You hear everywhere that you should "learn to talk to AI", sometimes by paying for expensive training courses. The truth is simpler: a prompt is just the instruction you give. And a few common-sense reflexes are enough.
What exactly is a "prompt"?
The word sounds technical, but it hides nothing complicated. A prompt is the sentence or paragraph you type to ask an AI for something. Like when you brief an intern on Monday morning: "here's what I want, here's how".
The "prompt engineering" you're being sold is simply the art of phrasing that request well. Nothing magical. You already do it without knowing it every time you explain a task to someone.
Three reflexes that change everything
No need for evening classes. Remember three things:
- Give context. Instead of "write a follow-up email", say "write a follow-up email to a client who hasn't paid their invoice in 15 days, firm but courteous tone". The AI can't guess your situation, you have to lay it out.

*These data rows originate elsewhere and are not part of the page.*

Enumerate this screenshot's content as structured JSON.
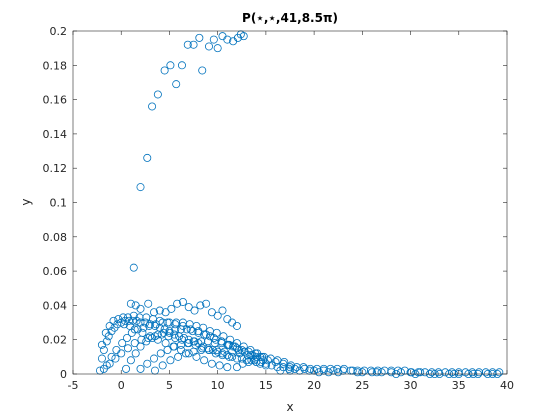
{
  "chart_data": {
    "type": "scatter",
    "title": "P(⋆,⋆,41,8.5π)",
    "xlabel": "x",
    "ylabel": "y",
    "xlim": [
      -5,
      40
    ],
    "ylim": [
      0,
      0.2
    ],
    "xticks": [
      -5,
      0,
      5,
      10,
      15,
      20,
      25,
      30,
      35,
      40
    ],
    "yticks": [
      0,
      0.02,
      0.04,
      0.06,
      0.08,
      0.1,
      0.12,
      0.14,
      0.16,
      0.18,
      0.2
    ],
    "xtick_labels": [
      "-5",
      "0",
      "5",
      "10",
      "15",
      "20",
      "25",
      "30",
      "35",
      "40"
    ],
    "ytick_labels": [
      "0",
      "0.02",
      "0.04",
      "0.06",
      "0.08",
      "0.1",
      "0.12",
      "0.14",
      "0.16",
      "0.18",
      "0.2"
    ],
    "grid": false,
    "box": true,
    "marker": "open-circle",
    "color": "#0072bd",
    "series": [
      {
        "points": [
          [
            1.3,
            0.062
          ],
          [
            2.0,
            0.109
          ],
          [
            2.7,
            0.126
          ],
          [
            3.2,
            0.156
          ],
          [
            3.8,
            0.163
          ],
          [
            4.5,
            0.177
          ],
          [
            5.1,
            0.18
          ],
          [
            5.7,
            0.169
          ],
          [
            6.3,
            0.18
          ],
          [
            6.9,
            0.192
          ],
          [
            7.5,
            0.192
          ],
          [
            8.1,
            0.196
          ],
          [
            8.4,
            0.177
          ],
          [
            9.1,
            0.191
          ],
          [
            9.6,
            0.195
          ],
          [
            10.0,
            0.19
          ],
          [
            10.5,
            0.197
          ],
          [
            11.0,
            0.195
          ],
          [
            11.6,
            0.194
          ],
          [
            12.1,
            0.196
          ],
          [
            12.4,
            0.198
          ],
          [
            12.7,
            0.197
          ],
          [
            -2.2,
            0.002
          ],
          [
            -2.0,
            0.009
          ],
          [
            -1.8,
            0.014
          ],
          [
            -1.5,
            0.019
          ],
          [
            -1.3,
            0.022
          ],
          [
            -1.0,
            0.025
          ],
          [
            -0.7,
            0.027
          ],
          [
            -0.4,
            0.029
          ],
          [
            0.0,
            0.03
          ],
          [
            0.4,
            0.031
          ],
          [
            0.8,
            0.031
          ],
          [
            1.2,
            0.031
          ],
          [
            1.6,
            0.031
          ],
          [
            2.0,
            0.03
          ],
          [
            2.5,
            0.03
          ],
          [
            3.0,
            0.029
          ],
          [
            3.5,
            0.028
          ],
          [
            4.0,
            0.027
          ],
          [
            4.5,
            0.026
          ],
          [
            5.0,
            0.024
          ],
          [
            5.5,
            0.023
          ],
          [
            6.0,
            0.022
          ],
          [
            6.5,
            0.021
          ],
          [
            7.0,
            0.02
          ],
          [
            7.5,
            0.019
          ],
          [
            8.0,
            0.018
          ],
          [
            8.5,
            0.016
          ],
          [
            9.0,
            0.015
          ],
          [
            9.5,
            0.014
          ],
          [
            10.0,
            0.013
          ],
          [
            10.5,
            0.012
          ],
          [
            11.0,
            0.011
          ],
          [
            11.5,
            0.01
          ],
          [
            12.0,
            0.009
          ],
          [
            12.5,
            0.009
          ],
          [
            13.0,
            0.008
          ],
          [
            13.5,
            0.008
          ],
          [
            14.0,
            0.007
          ],
          [
            14.5,
            0.007
          ],
          [
            15.0,
            0.006
          ],
          [
            -2.0,
            0.017
          ],
          [
            -1.6,
            0.024
          ],
          [
            -1.2,
            0.028
          ],
          [
            -0.8,
            0.031
          ],
          [
            -0.3,
            0.032
          ],
          [
            0.2,
            0.033
          ],
          [
            0.7,
            0.033
          ],
          [
            1.3,
            0.034
          ],
          [
            1.9,
            0.033
          ],
          [
            2.6,
            0.033
          ],
          [
            3.3,
            0.032
          ],
          [
            4.0,
            0.031
          ],
          [
            4.8,
            0.03
          ],
          [
            5.6,
            0.029
          ],
          [
            6.4,
            0.028
          ],
          [
            7.2,
            0.026
          ],
          [
            8.0,
            0.025
          ],
          [
            8.8,
            0.023
          ],
          [
            9.6,
            0.021
          ],
          [
            10.4,
            0.019
          ],
          [
            11.2,
            0.017
          ],
          [
            12.0,
            0.015
          ],
          [
            12.8,
            0.013
          ],
          [
            13.6,
            0.011
          ],
          [
            14.4,
            0.01
          ],
          [
            15.2,
            0.008
          ],
          [
            16.0,
            0.007
          ],
          [
            16.8,
            0.006
          ],
          [
            17.6,
            0.005
          ],
          [
            -1.5,
            0.005
          ],
          [
            -1.0,
            0.01
          ],
          [
            -0.5,
            0.014
          ],
          [
            0.1,
            0.018
          ],
          [
            0.6,
            0.021
          ],
          [
            1.1,
            0.024
          ],
          [
            1.7,
            0.026
          ],
          [
            2.3,
            0.027
          ],
          [
            2.9,
            0.028
          ],
          [
            3.6,
            0.029
          ],
          [
            4.3,
            0.03
          ],
          [
            5.0,
            0.03
          ],
          [
            5.7,
            0.03
          ],
          [
            6.4,
            0.03
          ],
          [
            7.1,
            0.029
          ],
          [
            7.8,
            0.028
          ],
          [
            8.5,
            0.027
          ],
          [
            9.2,
            0.025
          ],
          [
            9.9,
            0.024
          ],
          [
            10.6,
            0.022
          ],
          [
            11.3,
            0.02
          ],
          [
            12.0,
            0.018
          ],
          [
            12.7,
            0.016
          ],
          [
            13.4,
            0.014
          ],
          [
            14.1,
            0.012
          ],
          [
            14.8,
            0.01
          ],
          [
            15.5,
            0.009
          ],
          [
            16.2,
            0.008
          ],
          [
            16.9,
            0.007
          ],
          [
            0.5,
            0.003
          ],
          [
            1.0,
            0.008
          ],
          [
            1.5,
            0.012
          ],
          [
            2.0,
            0.016
          ],
          [
            2.6,
            0.019
          ],
          [
            3.2,
            0.021
          ],
          [
            3.8,
            0.023
          ],
          [
            4.4,
            0.024
          ],
          [
            5.0,
            0.025
          ],
          [
            5.6,
            0.026
          ],
          [
            6.2,
            0.026
          ],
          [
            6.8,
            0.026
          ],
          [
            7.4,
            0.025
          ],
          [
            8.0,
            0.024
          ],
          [
            8.6,
            0.023
          ],
          [
            9.2,
            0.022
          ],
          [
            9.8,
            0.02
          ],
          [
            10.4,
            0.019
          ],
          [
            11.0,
            0.017
          ],
          [
            11.6,
            0.016
          ],
          [
            12.2,
            0.014
          ],
          [
            12.8,
            0.013
          ],
          [
            13.4,
            0.011
          ],
          [
            14.0,
            0.01
          ],
          [
            2.0,
            0.003
          ],
          [
            2.7,
            0.006
          ],
          [
            3.4,
            0.009
          ],
          [
            4.1,
            0.012
          ],
          [
            4.8,
            0.014
          ],
          [
            5.5,
            0.016
          ],
          [
            6.2,
            0.017
          ],
          [
            6.9,
            0.018
          ],
          [
            7.6,
            0.019
          ],
          [
            8.3,
            0.019
          ],
          [
            9.0,
            0.019
          ],
          [
            9.7,
            0.018
          ],
          [
            10.4,
            0.018
          ],
          [
            11.1,
            0.017
          ],
          [
            11.8,
            0.016
          ],
          [
            12.5,
            0.014
          ],
          [
            13.2,
            0.013
          ],
          [
            13.9,
            0.012
          ],
          [
            14.6,
            0.01
          ],
          [
            3.5,
            0.002
          ],
          [
            4.3,
            0.005
          ],
          [
            5.1,
            0.008
          ],
          [
            5.9,
            0.01
          ],
          [
            6.7,
            0.012
          ],
          [
            7.5,
            0.013
          ],
          [
            8.3,
            0.014
          ],
          [
            9.1,
            0.014
          ],
          [
            9.9,
            0.014
          ],
          [
            10.7,
            0.013
          ],
          [
            11.5,
            0.013
          ],
          [
            12.3,
            0.012
          ],
          [
            13.1,
            0.011
          ],
          [
            13.9,
            0.009
          ],
          [
            14.7,
            0.008
          ],
          [
            1.0,
            0.041
          ],
          [
            1.5,
            0.04
          ],
          [
            2.0,
            0.038
          ],
          [
            2.8,
            0.041
          ],
          [
            3.4,
            0.036
          ],
          [
            4.0,
            0.037
          ],
          [
            4.6,
            0.036
          ],
          [
            5.2,
            0.038
          ],
          [
            5.8,
            0.041
          ],
          [
            6.4,
            0.042
          ],
          [
            7.0,
            0.039
          ],
          [
            7.6,
            0.037
          ],
          [
            8.2,
            0.04
          ],
          [
            8.8,
            0.041
          ],
          [
            9.4,
            0.036
          ],
          [
            10.0,
            0.034
          ],
          [
            10.5,
            0.037
          ],
          [
            11.0,
            0.032
          ],
          [
            11.5,
            0.03
          ],
          [
            12.0,
            0.028
          ],
          [
            0.3,
            0.029
          ],
          [
            0.9,
            0.028
          ],
          [
            1.4,
            0.026
          ],
          [
            2.2,
            0.024
          ],
          [
            3.0,
            0.022
          ],
          [
            3.8,
            0.02
          ],
          [
            4.6,
            0.018
          ],
          [
            5.4,
            0.016
          ],
          [
            6.2,
            0.014
          ],
          [
            7.0,
            0.012
          ],
          [
            7.8,
            0.01
          ],
          [
            8.6,
            0.008
          ],
          [
            9.4,
            0.006
          ],
          [
            10.2,
            0.005
          ],
          [
            11.0,
            0.004
          ],
          [
            -1.8,
            0.003
          ],
          [
            -1.2,
            0.006
          ],
          [
            -0.6,
            0.009
          ],
          [
            0.0,
            0.012
          ],
          [
            0.7,
            0.015
          ],
          [
            1.4,
            0.018
          ],
          [
            2.1,
            0.02
          ],
          [
            2.8,
            0.021
          ],
          [
            3.5,
            0.022
          ],
          [
            4.2,
            0.023
          ],
          [
            4.9,
            0.022
          ],
          [
            5.6,
            0.021
          ],
          [
            6.3,
            0.02
          ],
          [
            7.0,
            0.018
          ],
          [
            7.7,
            0.017
          ],
          [
            8.4,
            0.015
          ],
          [
            9.1,
            0.014
          ],
          [
            9.8,
            0.012
          ],
          [
            10.5,
            0.011
          ],
          [
            11.2,
            0.01
          ],
          [
            12.0,
            0.004
          ],
          [
            12.6,
            0.006
          ],
          [
            13.2,
            0.007
          ],
          [
            13.8,
            0.008
          ],
          [
            14.4,
            0.006
          ],
          [
            15.0,
            0.005
          ],
          [
            15.6,
            0.005
          ],
          [
            16.2,
            0.004
          ],
          [
            16.8,
            0.004
          ],
          [
            17.4,
            0.003
          ],
          [
            17.5,
            0.004
          ],
          [
            18.2,
            0.004
          ],
          [
            18.9,
            0.004
          ],
          [
            19.6,
            0.003
          ],
          [
            20.3,
            0.003
          ],
          [
            21.0,
            0.003
          ],
          [
            21.7,
            0.003
          ],
          [
            22.4,
            0.003
          ],
          [
            23.1,
            0.003
          ],
          [
            23.8,
            0.002
          ],
          [
            24.5,
            0.002
          ],
          [
            25.2,
            0.002
          ],
          [
            25.9,
            0.002
          ],
          [
            26.6,
            0.002
          ],
          [
            27.3,
            0.002
          ],
          [
            28.0,
            0.002
          ],
          [
            28.7,
            0.002
          ],
          [
            29.4,
            0.002
          ],
          [
            30.1,
            0.001
          ],
          [
            30.8,
            0.001
          ],
          [
            31.5,
            0.001
          ],
          [
            32.2,
            0.001
          ],
          [
            32.9,
            0.001
          ],
          [
            33.6,
            0.001
          ],
          [
            34.3,
            0.001
          ],
          [
            35.0,
            0.001
          ],
          [
            35.7,
            0.001
          ],
          [
            36.4,
            0.001
          ],
          [
            37.1,
            0.001
          ],
          [
            37.8,
            0.001
          ],
          [
            38.5,
            0.001
          ],
          [
            39.2,
            0.001
          ],
          [
            18.0,
            0.003
          ],
          [
            19.0,
            0.003
          ],
          [
            20.0,
            0.002
          ],
          [
            21.0,
            0.002
          ],
          [
            22.0,
            0.002
          ],
          [
            23.0,
            0.002
          ],
          [
            24.0,
            0.002
          ],
          [
            25.0,
            0.001
          ],
          [
            26.0,
            0.001
          ],
          [
            27.0,
            0.001
          ],
          [
            28.0,
            0.001
          ],
          [
            29.0,
            0.001
          ],
          [
            30.0,
            0.001
          ],
          [
            31.0,
            0.001
          ],
          [
            32.0,
            0.0
          ],
          [
            33.0,
            0.0
          ],
          [
            34.0,
            0.0
          ],
          [
            35.0,
            0.0
          ],
          [
            36.0,
            0.0
          ],
          [
            37.0,
            0.0
          ],
          [
            38.0,
            0.0
          ],
          [
            39.0,
            0.0
          ],
          [
            16.5,
            0.002
          ],
          [
            17.5,
            0.002
          ],
          [
            18.5,
            0.002
          ],
          [
            19.5,
            0.002
          ],
          [
            20.5,
            0.001
          ],
          [
            21.5,
            0.001
          ],
          [
            22.5,
            0.001
          ],
          [
            24.5,
            0.001
          ],
          [
            26.5,
            0.001
          ],
          [
            28.5,
            0.0
          ],
          [
            30.5,
            0.0
          ],
          [
            32.5,
            0.0
          ],
          [
            34.5,
            0.0
          ],
          [
            36.5,
            0.0
          ],
          [
            38.5,
            0.0
          ]
        ]
      }
    ]
  }
}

- State the format you want. "5 lines maximum", "as a list", "with an email subject line". You avoid pointless walls of text.
- Show an example. If you have an old message you liked, paste it: "in this style". The AI aligns immediately.
A good prompt isn't a secret formula. It's a clear instruction, like one you'd give a human.
That's it. With these three reflexes, you already get 90% of what the "experts" get.
Why chyll reduces this need even further
The trouble is, starting from a blank page every time is exhausting. That's where a business brain connected to your tools changes the game.
chyll is already briefed. It knows your business, your clients, your tone: this business context is described once, then reused across all your requests, whether it's a follow-up, a quote or a post. You don't re-paste your info into every message, unlike a classic chat assistant where you have to hand everything over again.
Better still: since it's plugged into your tools, it works from your real data rather than from whatever you remember to paste into the chat window.
And many actions are ready to click: a "draft the follow-up" button rather than a prompt to write. chyll prepares a draft, you read it over, you approve. The instruction becomes almost invisible.
What to take away
Learning to "prompt" is nothing like a rare skill. Give context, specify the format, show an example: you're equipped. Keep your money for something other than an overpriced course. And if you want to reduce the effort even further, a business brain that's already briefed plus one-click actions do most of the work for you, while you keep control of the sign-off.